Always, Phil lurked in my mind whenever these thoughts came back. I wouldn't do it, because he was in my mind; I couldn't...
But she's dead because of you.
And there he haunting truth was, blatantly spilled in front of me like shattered glass on a floor. Perhaps the shattered glass had once been my heart. No matter where I went, and no matter how many times I tried to escape there the truth was, chasing my lies and I into the darkest corners of my mind that even Phil was unaware of. I wrapped my hand around the blades of the scissors.
And then I heard the front door burst open, followed by Phil's usual chirpy "I'm home!" and the gentle sound of footsteps against the hardwood floor that reminded me all too well of my childhood and memories I would rather forget. Nevertheless, I left my room to meet Phil, leaving the scissors back where they belonged. Once again, he had saved me.
Sometimes Phil really did live up to his username.
There the raven-haired boy stood, back facing me, throwing food wherever it would fit into the refrigerator. Then he turned around, having heard me approach, and threw a bag of something at me. I easily caught it and smiled when I read the label.
"Phil," I grinned, "you didn't have to get me Maltesers, you know." Phil shrugged and continued stuffing the fridge.
After he was done, he turned around to face me. Today his eyes were a deep blue with hints of green and yellow in them, like an ocean littered with beautiful coral, and I got lost in them for a moment; they lured me away from the cold, bitter reality of my life and pulled me into a place where I, for once, felt sane. I was okay. He had so unintentionally saved me, too many times to count. It was all because of him that my heart was still beating. Knowing this made a single tear slip down my cheek, and reality returned, crushing me with its weight.
"Dan, what's wrong?" he asked, worried. I burst into tears and collapsed against him. He simply held me, letting me cry, and not demanding an explanation. I was so grateful to have him in my life. Sometimes, I was sure I took it for granted, such as right then, as my salty tears crashed to the floor in a sea of words I could never speak. But Phil, as always, understood. The unspoken words on my tongue were the ones he understood better than any explanation I could give. Either way, I felt like he deserved one.
Sighing, I pulled away from his embrace, and instantly cold surrounded me, almost to a suffocating point.
"Too many times you've saved my life, Phil, and sometimes without even knowing it. I...thank you."
He smiled gingerly at me. "No need to thank me. No one deserves to be alone, especially not you. I hope you know that I'll always stick by your side, Dan, no matter what."
I wanted to throw my arms around him for saying that, but I resisted, just smiling instead.
But my head still screamed things at me, saying I didn't deserve Phil, and that he could never feel anything towards me.
I won't listen to you. I'm fine.
The scars on your arms don't agree with that statement.
No, I guess they didn't. I self-consciously tugged at my sleeves, suddenly ashamed.
Phil, too preoccupied with the pattern of the tiles on the floor, didn't seem to notice.
"Dan," he prompted after a couple moments, "are you positive you're okay? You can tell me anything, you know."

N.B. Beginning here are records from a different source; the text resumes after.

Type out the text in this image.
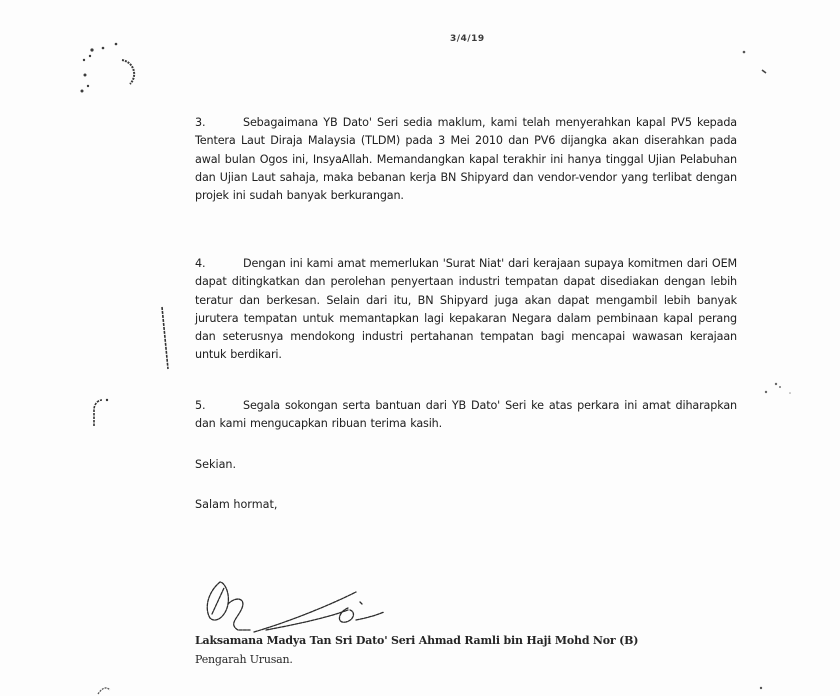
3/4/19
3.	Sebagaimana YB Dato' Seri sedia maklum, kami telah menyerahkan kapal PV5 kepada Tentera Laut Diraja Malaysia (TLDM) pada 3 Mei 2010 dan PV6 dijangka akan diserahkan pada awal bulan Ogos ini, InsyaAllah. Memandangkan kapal terakhir ini hanya tinggal Ujian Pelabuhan dan Ujian Laut sahaja, maka bebanan kerja BN Shipyard dan vendor-vendor yang terlibat dengan projek ini sudah banyak berkurangan.
4.	Dengan ini kami amat memerlukan 'Surat Niat' dari kerajaan supaya komitmen dari OEM dapat ditingkatkan dan perolehan penyertaan industri tempatan dapat disediakan dengan lebih teratur dan berkesan. Selain dari itu, BN Shipyard juga akan dapat mengambil lebih banyak jurutera tempatan untuk memantapkan lagi kepakaran Negara dalam pembinaan kapal perang dan seterusnya mendokong industri pertahanan tempatan bagi mencapai wawasan kerajaan untuk berdikari.
5.	Segala sokongan serta bantuan dari YB Dato' Seri ke atas perkara ini amat diharapkan dan kami mengucapkan ribuan terima kasih.
Sekian.
Salam hormat,
Laksamana Madya Tan Sri Dato' Seri Ahmad Ramli bin Haji Mohd Nor (B)
Pengarah Urusan.
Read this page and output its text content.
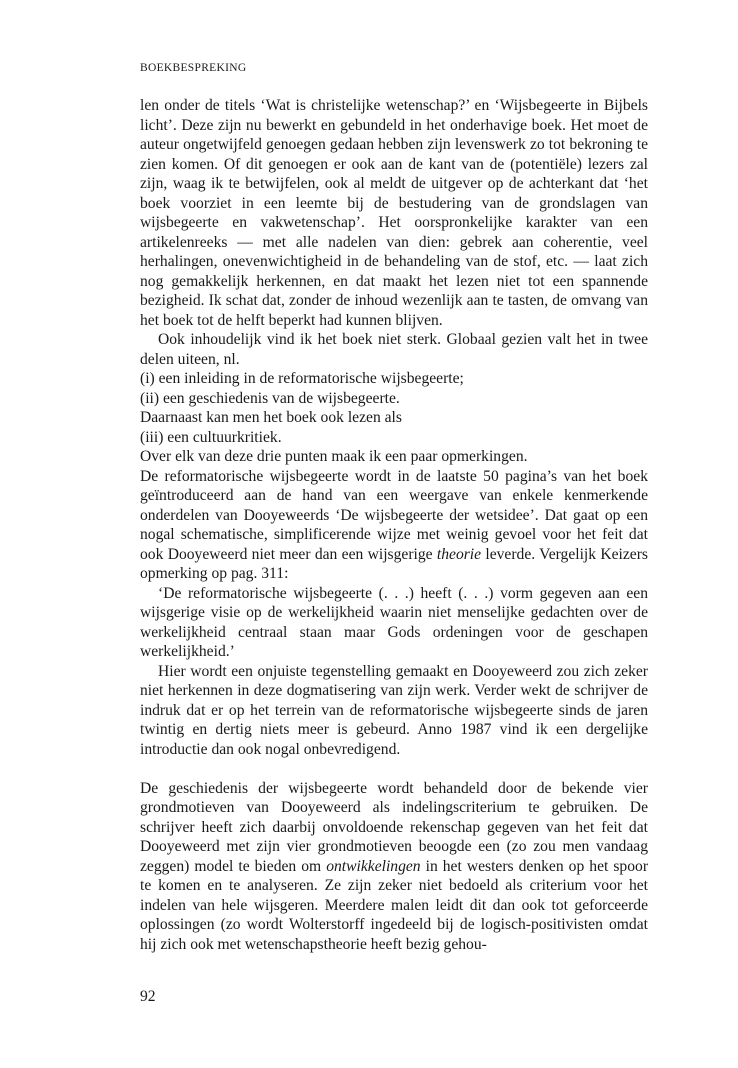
BOEKBESPREKING

len onder de titels ‘Wat is christelijke wetenschap?’ en ‘Wijsbegeerte in Bijbels licht’. Deze zijn nu bewerkt en gebundeld in het onderhavige boek. Het moet de auteur ongetwijfeld genoegen gedaan hebben zijn levenswerk zo tot bekroning te zien komen. Of dit genoegen er ook aan de kant van de (potentiële) lezers zal zijn, waag ik te betwijfelen, ook al meldt de uitgever op de achterkant dat ‘het boek voorziet in een leemte bij de bestudering van de grondslagen van wijsbegeerte en vakwetenschap’. Het oorspronkelijke karakter van een artikelenreeks — met alle nadelen van dien: gebrek aan coherentie, veel herhalingen, onevenwichtigheid in de behandeling van de stof, etc. — laat zich nog gemakkelijk herkennen, en dat maakt het lezen niet tot een spannende bezigheid. Ik schat dat, zonder de inhoud wezenlijk aan te tasten, de omvang van het boek tot de helft beperkt had kunnen blijven.

Ook inhoudelijk vind ik het boek niet sterk. Globaal gezien valt het in twee delen uiteen, nl.

(i) een inleiding in de reformatorische wijsbegeerte;

(ii) een geschiedenis van de wijsbegeerte.

Daarnaast kan men het boek ook lezen als

(iii) een cultuurkritiek.

Over elk van deze drie punten maak ik een paar opmerkingen.

De reformatorische wijsbegeerte wordt in de laatste 50 pagina’s van het boek geïntroduceerd aan de hand van een weergave van enkele kenmerkende onderdelen van Dooyeweerds ‘De wijsbegeerte der wetsidee’. Dat gaat op een nogal schematische, simplificerende wijze met weinig gevoel voor het feit dat ook Dooyeweerd niet meer dan een wijsgerige theorie leverde. Vergelijk Keizers opmerking op pag. 311:

‘De reformatorische wijsbegeerte (. . .) heeft (. . .) vorm gegeven aan een wijsgerige visie op de werkelijkheid waarin niet menselijke gedachten over de werkelijkheid centraal staan maar Gods ordeningen voor de geschapen werkelijkheid.’

Hier wordt een onjuiste tegenstelling gemaakt en Dooyeweerd zou zich zeker niet herkennen in deze dogmatisering van zijn werk. Verder wekt de schrijver de indruk dat er op het terrein van de reformatorische wijsbegeerte sinds de jaren twintig en dertig niets meer is gebeurd. Anno 1987 vind ik een dergelijke introductie dan ook nogal onbevredigend.

De geschiedenis der wijsbegeerte wordt behandeld door de bekende vier grondmotieven van Dooyeweerd als indelingscriterium te gebruiken. De schrijver heeft zich daarbij onvoldoende rekenschap gegeven van het feit dat Dooyeweerd met zijn vier grondmotieven beoogde een (zo zou men vandaag zeggen) model te bieden om ontwikkelingen in het westers denken op het spoor te komen en te analyseren. Ze zijn zeker niet bedoeld als criterium voor het indelen van hele wijsgeren. Meerdere malen leidt dit dan ook tot geforceerde oplossingen (zo wordt Wolterstorff ingedeeld bij de logisch-positivisten omdat hij zich ook met wetenschapstheorie heeft bezig gehou-

92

"Yes, of course," I lied. I would never want him to worry. I cared about him too much for that.
Strangely, though, my heart felt as if it was actually working when I was around him. When I was alone, however, all I felt was the deafening silence that droned on and on until I shattered it. Of course my heart never stopped beating, but just because a heart beats doesn't mean someone is truly alive.
At least, not alive like anyone should be. Sure, I had a beating heart, but I was far from alive; I was broken. Even if I was in a sea of people, I could never have felt so alone.
Phil created happiness in me, a rare emotion for someone such as myself, but his platonic love for me couldn't be all I relied on.
No matter how strongly he cared about me, he couldn't create a pulse in something that was never truly alive.